Essa é uma visão estereotipada sobre os velhos que engendra preconceitos. Chamam isso de ageísmo, idadismo, etarismo – este, num sentido mais largo. Minha impressão é que essas palavras, bizarras, não muito conhecidas, pela própria variação, revelam o quanto esse preconceito passa despercebido, e o quanto há por fazer contra ele. De todas elas, prefiro gerontofobia, que é feia e tem um tom denunciador.

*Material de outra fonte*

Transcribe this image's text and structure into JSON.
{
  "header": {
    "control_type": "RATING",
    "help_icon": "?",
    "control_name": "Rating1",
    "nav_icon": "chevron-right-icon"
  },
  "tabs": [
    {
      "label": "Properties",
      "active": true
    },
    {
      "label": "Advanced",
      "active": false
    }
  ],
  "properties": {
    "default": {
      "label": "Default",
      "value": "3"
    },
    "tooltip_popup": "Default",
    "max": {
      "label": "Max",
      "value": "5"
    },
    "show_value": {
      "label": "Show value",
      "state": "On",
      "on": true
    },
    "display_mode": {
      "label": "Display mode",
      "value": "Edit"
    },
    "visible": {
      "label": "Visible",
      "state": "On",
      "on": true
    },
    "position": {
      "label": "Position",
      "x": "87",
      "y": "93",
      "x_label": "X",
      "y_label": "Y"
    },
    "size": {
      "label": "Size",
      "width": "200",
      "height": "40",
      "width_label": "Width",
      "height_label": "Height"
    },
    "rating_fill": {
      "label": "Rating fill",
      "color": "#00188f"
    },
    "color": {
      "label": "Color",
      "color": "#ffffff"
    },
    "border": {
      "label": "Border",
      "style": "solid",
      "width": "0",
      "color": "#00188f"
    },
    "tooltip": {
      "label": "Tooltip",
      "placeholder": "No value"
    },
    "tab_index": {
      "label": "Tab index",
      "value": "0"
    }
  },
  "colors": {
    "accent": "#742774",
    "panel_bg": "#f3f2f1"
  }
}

Clint Eastwood, em seu último filme, “Cry Macho”, ensina com a sabedoria dos velhos. Com 91 anos de vida, dirige e estrela o próprio filme. É um prodígio, sem dúvida, e talvez seja um recorde. Mas não deve ser visto com indulgência – é bom para um velho —, ou apenas como curiosidade – como conseguiu filmar e representar com essa idade? —, o que seria apenas uma forma de preconceito.

A velhice é uma preocupação já antiga para ele. No ano 2000, Eastwood fez uma formidável demonstração de quanto os velhos podem ser essenciais, em “Cowboys do espaço”. Agora, perscruta, em filigrana, a relação da velhice com o mundo.

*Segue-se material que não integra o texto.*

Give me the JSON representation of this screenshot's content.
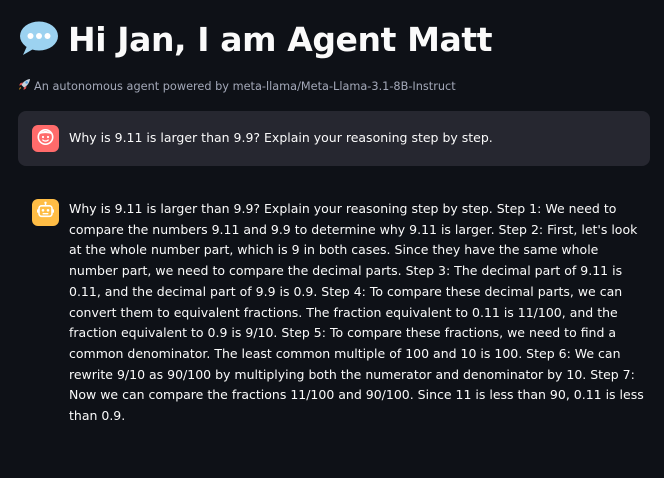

“Cry Macho” forma um díptico com “A mula”, que ele também realizou e estrelou em 2018. Ambos têm a forma de um road movie, ambos foram filmados no Novo México e ambos inserem o americano, o gringo, em relação com um meio mexicano. Nos dois, o protagonista é velho, mas tem a sabedoria, a habilidade no lidar com coisas, animais e seres humanos.

Porém, “A mula” possui um tom de gravidade bem diferente de “Cry Macho”. A verdade, nas relações humanas, sempre captadas com tanta delicadeza por Eastwood, é vista agora com um olhar jovial.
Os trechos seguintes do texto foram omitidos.